かつての怪我で右目のよく見えない千歳に対し、橘はスポーツマンシップにより左目で見える範囲にのみボールを打ち続けた。
 が、世の中全く逆の事をするヤツもいる。






ラバーシップ







 「のお佐伯」
 「ん?」
 「なしてお前俺ん右ばっか歩くとね? たまには逆にせんばい?」
 のんびり歩きながら、千歳は右を行く―――たとえよく見えずとも、繋がれた手をぶんぶん振り回されているため間違いない―――佐伯に首を傾げた。
 2人でいるといつもこれが定位置。そこで利き手同士を繋いでみる。その様だけ見ると恋人っぽいが、歌でも歌われそうなほどに思いっきり振り回されてはまるで幼稚園児の送り迎えのようだ。金太郎が相手の時と何ら変わらない。
 (それとも、手を繋ぐ言うのはこういうモンなんかねえ?)
 恋人同士で腕を組むのなら何となくイメージはつくが、そういえば手を繋いだ場合どういう事になるのが普通なのだろうか? 照れてみたりするには、自分たちは回数を重ねすぎた。
 そんな考えも含め首は傾けたまま、さらに横へと振る。んん〜? と、とても悩んでいるようには聞こえない声を上げる佐伯の方へと。振り向く自分に悩む佐伯。自然と足は止まった。
 左目で捉えられるまで(ついでに目線を下げずに済むまで)向けると、
 佐伯は笑っていた。上目遣いで、キスでもしたいかのように口を窄ませ。
 ―――こちらをからかえて楽しくて楽しくて仕方ないと、口よりも目よりも如実に語っている表情で。
 そんな、向けられたのが自分ではなく幼馴染の跡部だったりしたら即行ぶん殴っていそうな顔で、
 言う。
 「い・や・が・ら・せ〜♪」
 「・・・・・・・・・・・・そうとね」
 そうやって頑張って首を振るお前が大好きだよ、と嬉しそうに言う佐伯に、千歳はただ頷くしかなかった。
 首は戻さず、逆に佐伯からは死角になっているだろう左肩を小さく竦める。
 (まあ、ええけどね)
 実際のところ・・・というと語弊があるが(なにせこれも間違いなく本音だろうから・・・)、佐伯は自分の右目代わりを務めているのだろう。
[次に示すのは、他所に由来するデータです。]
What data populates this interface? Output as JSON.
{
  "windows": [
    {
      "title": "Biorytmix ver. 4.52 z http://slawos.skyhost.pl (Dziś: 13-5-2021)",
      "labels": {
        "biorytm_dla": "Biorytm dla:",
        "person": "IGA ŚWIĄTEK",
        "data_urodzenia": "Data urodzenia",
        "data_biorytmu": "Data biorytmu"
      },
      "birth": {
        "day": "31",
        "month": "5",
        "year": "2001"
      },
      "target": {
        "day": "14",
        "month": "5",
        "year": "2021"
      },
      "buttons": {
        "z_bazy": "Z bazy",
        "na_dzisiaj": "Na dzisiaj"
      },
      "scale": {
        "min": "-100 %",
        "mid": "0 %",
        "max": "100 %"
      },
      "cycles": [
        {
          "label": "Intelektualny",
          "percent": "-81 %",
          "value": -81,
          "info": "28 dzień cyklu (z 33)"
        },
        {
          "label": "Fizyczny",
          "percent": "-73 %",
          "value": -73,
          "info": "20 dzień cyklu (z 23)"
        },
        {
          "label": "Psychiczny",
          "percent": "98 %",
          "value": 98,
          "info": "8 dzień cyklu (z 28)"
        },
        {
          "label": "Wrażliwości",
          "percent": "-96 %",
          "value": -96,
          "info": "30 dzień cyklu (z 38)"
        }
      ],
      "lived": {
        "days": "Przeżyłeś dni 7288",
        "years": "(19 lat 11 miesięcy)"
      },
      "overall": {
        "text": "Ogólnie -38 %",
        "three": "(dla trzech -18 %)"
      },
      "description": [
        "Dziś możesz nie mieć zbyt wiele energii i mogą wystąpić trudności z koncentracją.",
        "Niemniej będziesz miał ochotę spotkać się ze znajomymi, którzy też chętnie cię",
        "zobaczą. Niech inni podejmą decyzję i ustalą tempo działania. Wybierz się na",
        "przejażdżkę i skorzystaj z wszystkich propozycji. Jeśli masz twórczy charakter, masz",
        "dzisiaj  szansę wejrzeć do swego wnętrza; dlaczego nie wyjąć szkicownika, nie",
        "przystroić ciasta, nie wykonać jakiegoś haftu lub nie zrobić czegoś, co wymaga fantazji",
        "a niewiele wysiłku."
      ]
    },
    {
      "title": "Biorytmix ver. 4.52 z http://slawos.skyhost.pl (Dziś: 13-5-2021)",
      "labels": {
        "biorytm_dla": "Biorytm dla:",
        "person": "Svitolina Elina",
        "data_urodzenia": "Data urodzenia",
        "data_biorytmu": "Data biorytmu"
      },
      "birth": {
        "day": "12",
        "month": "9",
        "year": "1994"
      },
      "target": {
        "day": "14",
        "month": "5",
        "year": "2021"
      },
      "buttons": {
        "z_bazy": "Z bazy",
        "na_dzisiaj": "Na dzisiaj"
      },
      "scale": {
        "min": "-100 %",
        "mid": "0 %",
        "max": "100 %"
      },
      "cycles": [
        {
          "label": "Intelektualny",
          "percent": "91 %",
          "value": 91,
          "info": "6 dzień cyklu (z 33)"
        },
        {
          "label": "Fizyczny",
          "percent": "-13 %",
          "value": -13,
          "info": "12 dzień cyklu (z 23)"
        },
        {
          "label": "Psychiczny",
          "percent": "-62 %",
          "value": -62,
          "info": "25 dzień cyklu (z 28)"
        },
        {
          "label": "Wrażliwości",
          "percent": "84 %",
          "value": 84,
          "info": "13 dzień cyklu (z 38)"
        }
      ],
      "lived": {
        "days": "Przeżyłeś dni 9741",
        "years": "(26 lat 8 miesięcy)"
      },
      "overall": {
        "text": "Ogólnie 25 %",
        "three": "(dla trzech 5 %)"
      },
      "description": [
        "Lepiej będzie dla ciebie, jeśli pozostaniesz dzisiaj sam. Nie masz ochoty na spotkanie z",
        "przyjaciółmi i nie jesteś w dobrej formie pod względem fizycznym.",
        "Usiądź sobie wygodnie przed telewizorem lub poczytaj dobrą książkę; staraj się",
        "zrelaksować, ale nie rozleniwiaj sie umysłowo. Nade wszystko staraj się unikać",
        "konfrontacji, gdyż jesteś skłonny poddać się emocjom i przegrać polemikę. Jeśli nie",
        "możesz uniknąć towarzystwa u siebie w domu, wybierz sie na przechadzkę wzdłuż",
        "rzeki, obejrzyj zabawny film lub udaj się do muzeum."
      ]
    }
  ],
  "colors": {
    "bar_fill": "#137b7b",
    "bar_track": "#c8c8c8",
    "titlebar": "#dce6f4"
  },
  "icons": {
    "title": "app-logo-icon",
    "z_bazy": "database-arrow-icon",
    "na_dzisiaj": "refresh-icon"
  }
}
怪我を負ってもう1年。さすがにそろそろ慣れてはきたものの、彼はそれでも許さないらしい。尤も・・・
 (出会いが出会いやけんねえ。心配するんも当然とね)
 去年の
Jr.選抜合宿時。テニスをするには不便でない程度になったためものの試しに参加してみたところ、テニスで問題なかった代わりに曲がり角で鉢合わせた佐伯を避けフェンスに思い切り激突した。おかげでこうして恋人同士になれたが、アレは出来れば忘れて欲しい思い出である。
 「―――ん?」
 緩く握っていた手に力を込める。佐伯が笑みを引っ込めきょとんとした。
 ぎゅっと掴み、
 千歳は穏やかに微笑んだ。
 「なら、ずっとされとらんといかんばいねえ」
 「ハハ。何だよそりゃ?」










 再び歩き出す。手は繋いだままに。
 千歳はもう前へと目を戻してしまった。だが自分が何らかのアクションを起こせばまた振り向いてくれるだろう。足を止め、見えない右目で見えた振りをするのではなく、左目にしっかりと自分を収めてくれる。
 (そんなお前だから大好きだよ、千歳・・・)
 右を歩くのは愛情の確認だ。ちゃんと向いてくれたらその顔を真正面から見つめ極上の笑みを贈ろう。
 「愛してるぞ? 千歳」
 下を向き口の中だけで呟く。繋いだ手からさらに肩に凭れれば、千歳もまた頭を乗せてきた。
 閉じた目を開き、上を見る。
 柔らかい千歳の笑みを見つめ、
 佐伯も幸せそうに微笑んだ。
 繋いだ手は、とても温かかった。



―――Fin













 ―――誰!? 誰なのコレは!?
 では以上、ウチで主に取り扱っている
CPというか相方ではまず絶対成立しない話でした。多分サエがこういう形で甘えるのは、千歳かさもなければ物凄〜く頑張って忍足くらいじゃないかな〜・・・と。あといっそ逆に考えて虎跡時とか? いやそれだと照れる跡部に対する嫌がらせになります?
 それはともかく
35巻!! 来ましたよいろいろと!! ポイントは跡部の敗退からクララの毒手まで様々あると思いますが、私的に推したいのはちーちゃんが美人さんだった事!! 今までのただ穏やかに笑ってるだけのシーンでは出なかった艶やかさ!! そりゃもー光り輝いちゃってオッケーですよ!!